これは実は、私の日記にだってよくあることなんです。例えば私が、「先日のガレリア座の練習では、なかなかこういう点ができませんでした。すごく大事なことなのに・・・」なんてことを書いていたとする。わりとよく書いてる気がするぞ。でもね、そんなの、自分が気付いたことでもなんでもなくって、後から女房に指摘されたことだったりするかもしれない。もっとヒドイ場合には、「ほんとうは僕自身はできてたんだけどね。僕はカンペキだったんだけどさ。他の人が気付いてないだろうと思うから、ここに書いとこう。こういうことに気がつくオレって、かっこいいよなぁ」ということが、実は「本当に言いたいこと」かもしれない。とすると、ほんとうの自分は、「大事なことができなくて反省している自分」なんかじゃなくて、「大事なことに気付いた自分はすごいなぁ、といいたい自分」ですよね。

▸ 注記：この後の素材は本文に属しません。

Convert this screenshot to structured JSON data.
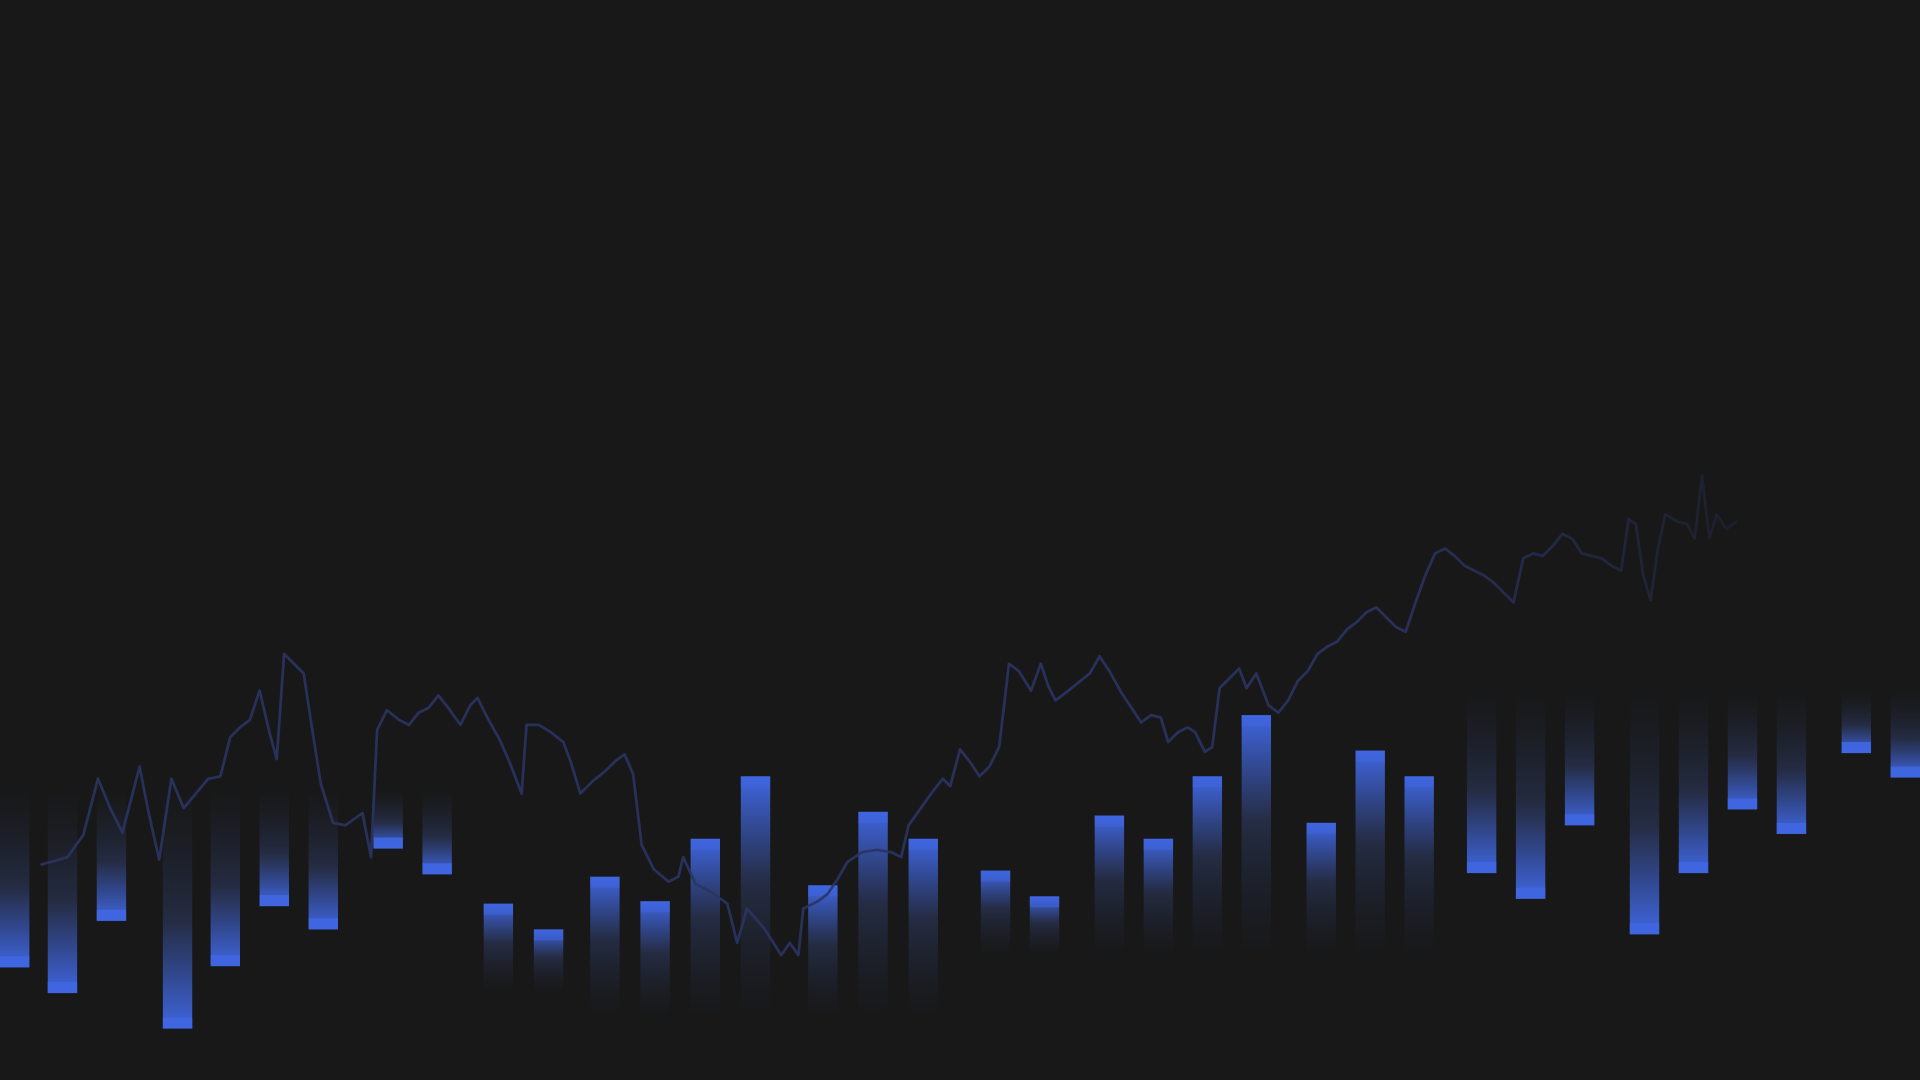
{
  "colors": {
    "background": "#181818",
    "bar_accent": "#3f66e0",
    "bar_fade": "#1f2433",
    "line": "#2a3463"
  },
  "chart_data": {
    "type": "bar",
    "title": "",
    "xlabel": "",
    "ylabel": "",
    "grid": false,
    "legend": "none",
    "x_range": [
      0,
      1568
    ],
    "y_range": [
      0,
      882
    ],
    "bars": [
      {
        "x": 12,
        "top": 645,
        "bottom": 790,
        "accent": "bottom"
      },
      {
        "x": 51,
        "top": 645,
        "bottom": 811,
        "accent": "bottom"
      },
      {
        "x": 91,
        "top": 645,
        "bottom": 752,
        "accent": "bottom"
      },
      {
        "x": 145,
        "top": 645,
        "bottom": 840,
        "accent": "bottom"
      },
      {
        "x": 184,
        "top": 645,
        "bottom": 789,
        "accent": "bottom"
      },
      {
        "x": 224,
        "top": 645,
        "bottom": 740,
        "accent": "bottom"
      },
      {
        "x": 264,
        "top": 645,
        "bottom": 759,
        "accent": "bottom"
      },
      {
        "x": 317,
        "top": 645,
        "bottom": 693,
        "accent": "bottom"
      },
      {
        "x": 357,
        "top": 645,
        "bottom": 714,
        "accent": "bottom"
      },
      {
        "x": 407,
        "top": 738,
        "bottom": 810,
        "accent": "top"
      },
      {
        "x": 448,
        "top": 759,
        "bottom": 810,
        "accent": "top"
      },
      {
        "x": 494,
        "top": 716,
        "bottom": 830,
        "accent": "top"
      },
      {
        "x": 535,
        "top": 736,
        "bottom": 830,
        "accent": "top"
      },
      {
        "x": 576,
        "top": 685,
        "bottom": 830,
        "accent": "top"
      },
      {
        "x": 617,
        "top": 634,
        "bottom": 830,
        "accent": "top"
      },
      {
        "x": 672,
        "top": 723,
        "bottom": 830,
        "accent": "top"
      },
      {
        "x": 713,
        "top": 663,
        "bottom": 830,
        "accent": "top"
      },
      {
        "x": 754,
        "top": 685,
        "bottom": 830,
        "accent": "top"
      },
      {
        "x": 813,
        "top": 711,
        "bottom": 780,
        "accent": "top"
      },
      {
        "x": 853,
        "top": 732,
        "bottom": 780,
        "accent": "top"
      },
      {
        "x": 906,
        "top": 666,
        "bottom": 780,
        "accent": "top"
      },
      {
        "x": 946,
        "top": 685,
        "bottom": 780,
        "accent": "top"
      },
      {
        "x": 986,
        "top": 634,
        "bottom": 780,
        "accent": "top"
      },
      {
        "x": 1026,
        "top": 584,
        "bottom": 780,
        "accent": "top"
      },
      {
        "x": 1079,
        "top": 672,
        "bottom": 780,
        "accent": "top"
      },
      {
        "x": 1119,
        "top": 613,
        "bottom": 780,
        "accent": "top"
      },
      {
        "x": 1159,
        "top": 634,
        "bottom": 780,
        "accent": "top"
      },
      {
        "x": 1210,
        "top": 565,
        "bottom": 713,
        "accent": "bottom"
      },
      {
        "x": 1250,
        "top": 565,
        "bottom": 734,
        "accent": "bottom"
      },
      {
        "x": 1290,
        "top": 565,
        "bottom": 674,
        "accent": "bottom"
      },
      {
        "x": 1343,
        "top": 565,
        "bottom": 763,
        "accent": "bottom"
      },
      {
        "x": 1383,
        "top": 565,
        "bottom": 713,
        "accent": "bottom"
      },
      {
        "x": 1423,
        "top": 565,
        "bottom": 661,
        "accent": "bottom"
      },
      {
        "x": 1463,
        "top": 565,
        "bottom": 681,
        "accent": "bottom"
      },
      {
        "x": 1516,
        "top": 565,
        "bottom": 615,
        "accent": "bottom"
      },
      {
        "x": 1556,
        "top": 565,
        "bottom": 635,
        "accent": "bottom"
      }
    ],
    "line": [
      [
        34,
        706
      ],
      [
        55,
        700
      ],
      [
        68,
        682
      ],
      [
        80,
        636
      ],
      [
        90,
        660
      ],
      [
        100,
        680
      ],
      [
        114,
        626
      ],
      [
        121,
        662
      ],
      [
        130,
        702
      ],
      [
        140,
        636
      ],
      [
        150,
        660
      ],
      [
        160,
        648
      ],
      [
        170,
        636
      ],
      [
        180,
        634
      ],
      [
        188,
        602
      ],
      [
        196,
        594
      ],
      [
        204,
        588
      ],
      [
        212,
        564
      ],
      [
        220,
        598
      ],
      [
        226,
        620
      ],
      [
        232,
        534
      ],
      [
        240,
        542
      ],
      [
        248,
        550
      ],
      [
        255,
        596
      ],
      [
        262,
        640
      ],
      [
        272,
        672
      ],
      [
        282,
        674
      ],
      [
        296,
        664
      ],
      [
        303,
        700
      ],
      [
        308,
        596
      ],
      [
        316,
        580
      ],
      [
        326,
        588
      ],
      [
        334,
        592
      ],
      [
        342,
        582
      ],
      [
        350,
        578
      ],
      [
        358,
        568
      ],
      [
        366,
        578
      ],
      [
        376,
        592
      ],
      [
        384,
        576
      ],
      [
        390,
        570
      ],
      [
        398,
        586
      ],
      [
        408,
        604
      ],
      [
        416,
        622
      ],
      [
        426,
        648
      ],
      [
        430,
        592
      ],
      [
        440,
        592
      ],
      [
        450,
        598
      ],
      [
        460,
        606
      ],
      [
        466,
        622
      ],
      [
        474,
        648
      ],
      [
        484,
        638
      ],
      [
        494,
        630
      ],
      [
        502,
        622
      ],
      [
        510,
        616
      ],
      [
        517,
        632
      ],
      [
        524,
        690
      ],
      [
        534,
        710
      ],
      [
        546,
        720
      ],
      [
        554,
        716
      ],
      [
        558,
        700
      ],
      [
        568,
        722
      ],
      [
        580,
        728
      ],
      [
        594,
        738
      ],
      [
        602,
        770
      ],
      [
        610,
        742
      ],
      [
        624,
        758
      ],
      [
        638,
        780
      ],
      [
        645,
        770
      ],
      [
        652,
        780
      ],
      [
        656,
        742
      ],
      [
        668,
        736
      ],
      [
        676,
        730
      ],
      [
        684,
        718
      ],
      [
        692,
        704
      ],
      [
        704,
        696
      ],
      [
        716,
        694
      ],
      [
        728,
        696
      ],
      [
        736,
        700
      ],
      [
        742,
        674
      ],
      [
        752,
        660
      ],
      [
        762,
        646
      ],
      [
        770,
        636
      ],
      [
        776,
        642
      ],
      [
        784,
        612
      ],
      [
        792,
        622
      ],
      [
        800,
        634
      ],
      [
        808,
        626
      ],
      [
        816,
        610
      ],
      [
        824,
        542
      ],
      [
        832,
        548
      ],
      [
        842,
        564
      ],
      [
        850,
        542
      ],
      [
        856,
        560
      ],
      [
        862,
        572
      ],
      [
        870,
        566
      ],
      [
        880,
        558
      ],
      [
        890,
        550
      ],
      [
        898,
        536
      ],
      [
        906,
        548
      ],
      [
        916,
        566
      ],
      [
        924,
        578
      ],
      [
        932,
        590
      ],
      [
        940,
        584
      ],
      [
        948,
        586
      ],
      [
        954,
        606
      ],
      [
        962,
        598
      ],
      [
        970,
        594
      ],
      [
        976,
        598
      ],
      [
        984,
        614
      ],
      [
        990,
        610
      ],
      [
        996,
        562
      ],
      [
        1004,
        554
      ],
      [
        1012,
        546
      ],
      [
        1018,
        562
      ],
      [
        1026,
        550
      ],
      [
        1036,
        576
      ],
      [
        1044,
        582
      ],
      [
        1052,
        572
      ],
      [
        1060,
        556
      ],
      [
        1068,
        548
      ],
      [
        1076,
        534
      ],
      [
        1084,
        528
      ],
      [
        1092,
        524
      ],
      [
        1100,
        514
      ],
      [
        1108,
        508
      ],
      [
        1116,
        500
      ],
      [
        1124,
        496
      ],
      [
        1132,
        504
      ],
      [
        1140,
        512
      ],
      [
        1148,
        516
      ],
      [
        1156,
        492
      ],
      [
        1164,
        470
      ],
      [
        1172,
        452
      ],
      [
        1180,
        448
      ],
      [
        1188,
        454
      ],
      [
        1196,
        462
      ],
      [
        1204,
        466
      ],
      [
        1212,
        470
      ],
      [
        1220,
        476
      ],
      [
        1228,
        484
      ],
      [
        1236,
        492
      ],
      [
        1244,
        456
      ],
      [
        1252,
        452
      ],
      [
        1260,
        454
      ],
      [
        1268,
        446
      ],
      [
        1276,
        436
      ],
      [
        1284,
        440
      ],
      [
        1292,
        452
      ],
      [
        1300,
        454
      ],
      [
        1308,
        456
      ],
      [
        1316,
        462
      ],
      [
        1324,
        466
      ],
      [
        1330,
        424
      ],
      [
        1336,
        428
      ],
      [
        1342,
        470
      ],
      [
        1348,
        490
      ],
      [
        1354,
        448
      ],
      [
        1360,
        420
      ],
      [
        1370,
        426
      ],
      [
        1378,
        428
      ],
      [
        1384,
        440
      ],
      [
        1390,
        388
      ],
      [
        1396,
        440
      ],
      [
        1402,
        420
      ],
      [
        1410,
        432
      ],
      [
        1418,
        426
      ]
    ]
  }
}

ブログというのは他人に読ませるもの。そして、「匿名性」を担保することがかなり難しいもの。だからこそ、常に「他人の目」を意識しないといけないし、他人の目を意識しすぎると、「本当の自分」からはどんどん離れていく。「ブログなんてしょせん、フィクションの自分を演じる場所なんだ」と割り切りながら、読み手が不愉快になったり、無用なトラブルを産まないように配慮しながら、自分自身の中にあるものを謙虚に見つめながら、なんだか適当な文章を綴っていく不自由なツール。それがブログというものなのかもしれないですね。今頃こんなことに気付いているオレって、すごいなぁ、と言いたい文章だろうか、これは?ううむ。